Some allies, including the British and French, have already sent troops into the city to help recover their citizens. Defense Secretary Lloyd Austin said Wednesday that the United States did not have the military capability in Afghanistan to help people get to the airport for flights.

U.S. commanders have not negotiated with the Taliban on conducting operations in Kabul outside the airport because they have not received any orders to do so, Maj. Gen. William Taylor, the deputy director for regional operations and force management for the Joint Chiefs of Staff, said Friday at a briefing. 

Biden was asked why the United States has not expanded the perimeter outside the airport where civilians trying to enter are getting harassed. “The reason why we have not gone out—it’s likely to draw a lot of unintended consequences,” he said, of the risk to U.S. forces and civilians of being attacked by terrorist groups in Afghanistan, such as ISIS.

Biden reiterated America’s commitment to the Afghans who face threats from the Taliban because of their service alongside U.S. troops and contractors during the war. “There is nothing more important than bringing American citizens out, I acknowledge that,” he said. “But they’re equally important almost as all those...who in fact helped us. They were translators. They went into battle with us.” 

Since Aug. 14, the military has evacuated 13,000 people, including American citizens and permanent residents, plus Afghans who helped the United States during the war and their families. Nearly 6,000 of those left Afghanistan on Thursday. 

It’s unclear how many Americans and Afghan allies remain to be evacuated. Asked if the United States could complete the evacuation by the Aug. 31 withdrawal deadline, Biden said he thought so, but that he would “make that judgement as we go.” 

The president also addressed reports that people are struggling to pass through the Taliban checkpoints on the way to the airport, saying that the administration has reached an agreement with the terrorist group’s leaders to allow evacuating personnel to pass through, but that disorder remains around the American-controlled airport.

“To the best of our knowledge, the Taliban checkpoints, they are letting through people showing American passports. Now, that’s a different question when they get into the rush and crowd of all the folks just outside the wall near the airport,” he said. 

At a briefing on Capitol HIll Friday however, Austin told lawmakers that in some cases U.S. citizens have been beaten by Taliban, according to Politico.
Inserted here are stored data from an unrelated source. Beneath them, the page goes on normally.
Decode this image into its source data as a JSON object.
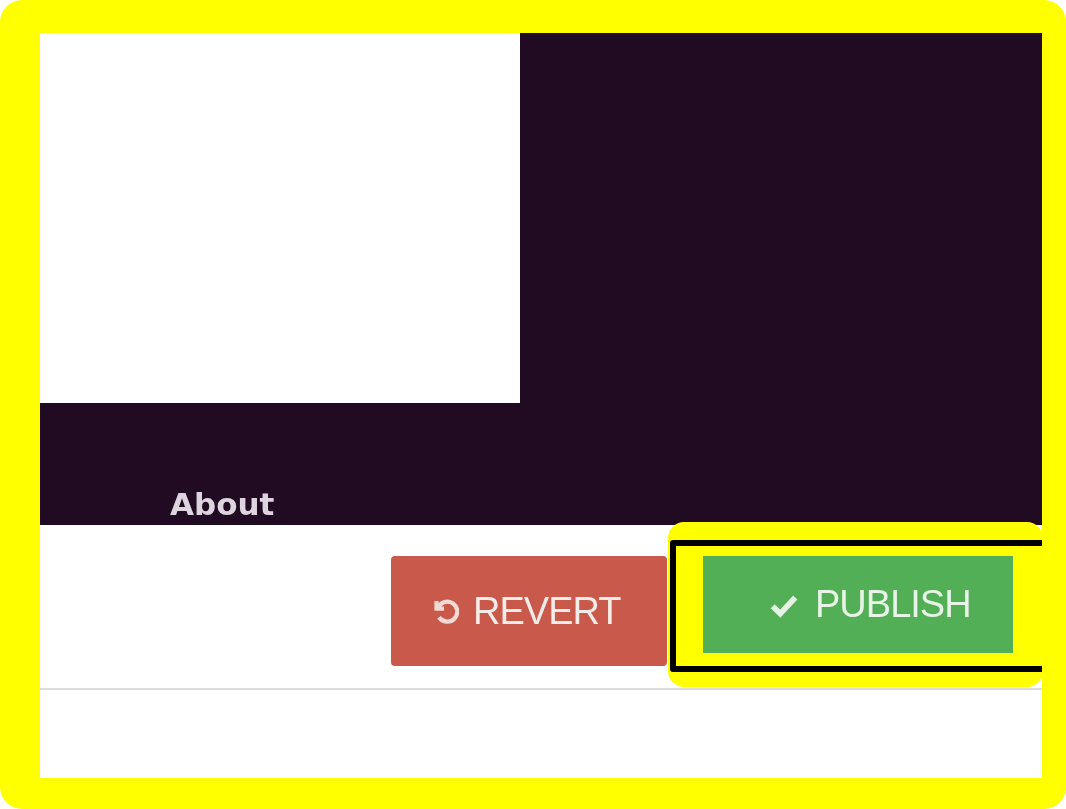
{
  "banner": {
    "link": "About"
  },
  "actions": [
    {
      "kind": "revert",
      "label": "REVERT",
      "highlighted": false
    },
    {
      "kind": "publish",
      "label": "PUBLISH",
      "highlighted": true
    }
  ]
}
Kirby said “we’re certainly mindful of these reports, and they are troubling.” 

Once civilians do get to Hamid Karzai International Airport they are facing delays there and at follow-on locations such as Al Udeid Air Base, in Qatar, where they are being processed by State Department consular officers for travel to the United States. 

Air operations in Kabul on Friday were paused for about eight hours, leaving thousands of Afghans who had been processed and were ready to board without a flight out because the Qatar base where the U.S. has been delivering passengers was at capacity—and there was nowhere else so far to take them. 
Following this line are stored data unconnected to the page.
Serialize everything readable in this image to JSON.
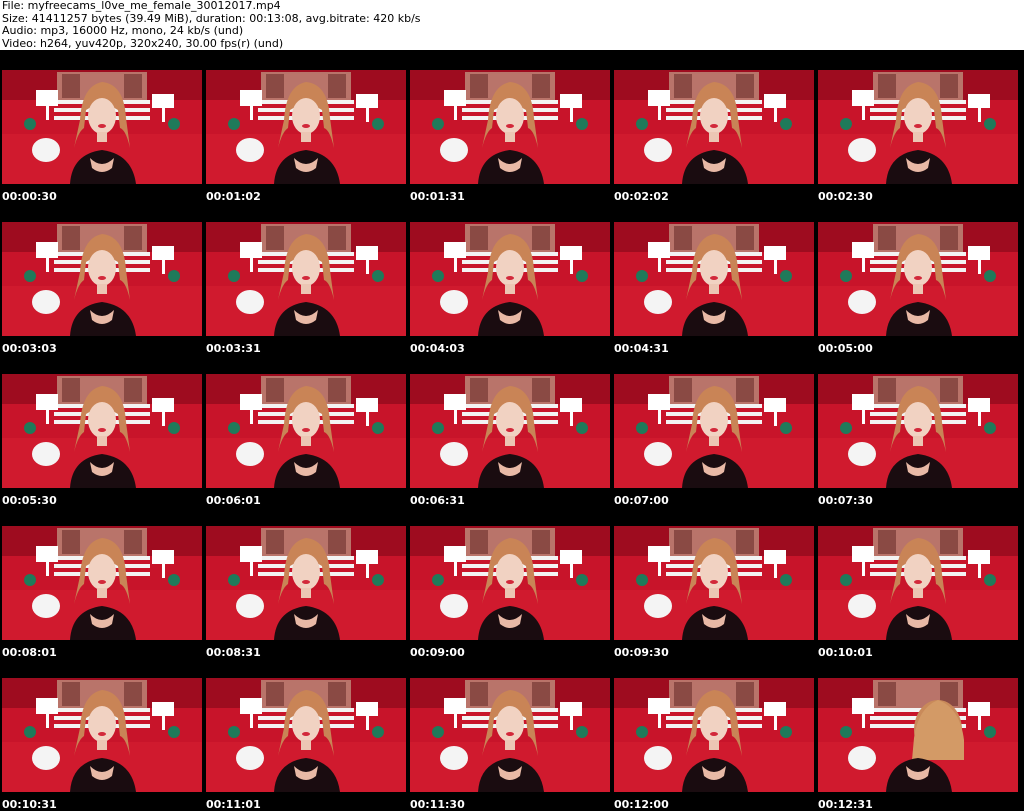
{
  "header": {
    "file_line": "File: myfreecams_l0ve_me_female_30012017.mp4",
    "size_line": "Size: 41411257 bytes (39.49 MiB), duration: 00:13:08, avg.bitrate: 420 kb/s",
    "audio_line": "Audio: mp3, 16000 Hz, mono, 24 kb/s (und)",
    "video_line": "Video: h264, yuv420p, 320x240, 30.00 fps(r) (und)"
  },
  "grid": {
    "columns": 5,
    "rows": 5
  },
  "colors": {
    "sheet_background": "#000000",
    "timestamp_text": "#ffffff",
    "header_text": "#000000",
    "frame_red": "#c8142a"
  },
  "thumbnails": [
    {
      "timestamp": "00:00:30"
    },
    {
      "timestamp": "00:01:02"
    },
    {
      "timestamp": "00:01:31"
    },
    {
      "timestamp": "00:02:02"
    },
    {
      "timestamp": "00:02:30"
    },
    {
      "timestamp": "00:03:03"
    },
    {
      "timestamp": "00:03:31"
    },
    {
      "timestamp": "00:04:03"
    },
    {
      "timestamp": "00:04:31"
    },
    {
      "timestamp": "00:05:00"
    },
    {
      "timestamp": "00:05:30"
    },
    {
      "timestamp": "00:06:01"
    },
    {
      "timestamp": "00:06:31"
    },
    {
      "timestamp": "00:07:00"
    },
    {
      "timestamp": "00:07:30"
    },
    {
      "timestamp": "00:08:01"
    },
    {
      "timestamp": "00:08:31"
    },
    {
      "timestamp": "00:09:00"
    },
    {
      "timestamp": "00:09:30"
    },
    {
      "timestamp": "00:10:01"
    },
    {
      "timestamp": "00:10:31"
    },
    {
      "timestamp": "00:11:01"
    },
    {
      "timestamp": "00:11:30"
    },
    {
      "timestamp": "00:12:00"
    },
    {
      "timestamp": "00:12:31"
    }
  ]
}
On a call with reporters Friday, the commander overseeing U.S. Air Force tanker support for the mission, Brig. Gen. Dan DeVoe, said that fuel at Hamid Karzai International Airlift is also limited, so military planes are arriving and departing without taking any of the fuel on the ground. 

“There’s obviously concerns about that,” DeVoe said. “We don’t take any gas out of HKIA,” DeVoe said, using the short form name for Hamid Karzai International Airport. 

Those aircraft are refueling in flight via aerial tankers so that the fuel on the ground can be used for other needs. 

Kabul has resumed flights, but they will be “metered” to not further overwhelm Al Udeid and other locations that are quickly spinning up in the Middle East and Europe to take evacuees. U.S. troops at Ramstein Air Base in Germany prepped temporary cots and housing structures on Friday for the potential influx of evacuees.

Air Mobility Command has the capability to fly people directly to the United States from Kabul, but that would require too many crews and tankers for the long flights over and back to Afghanistan. For now, the fastest evacuation is to fly evacuees from Kabul to locations nearby, DeVoe said.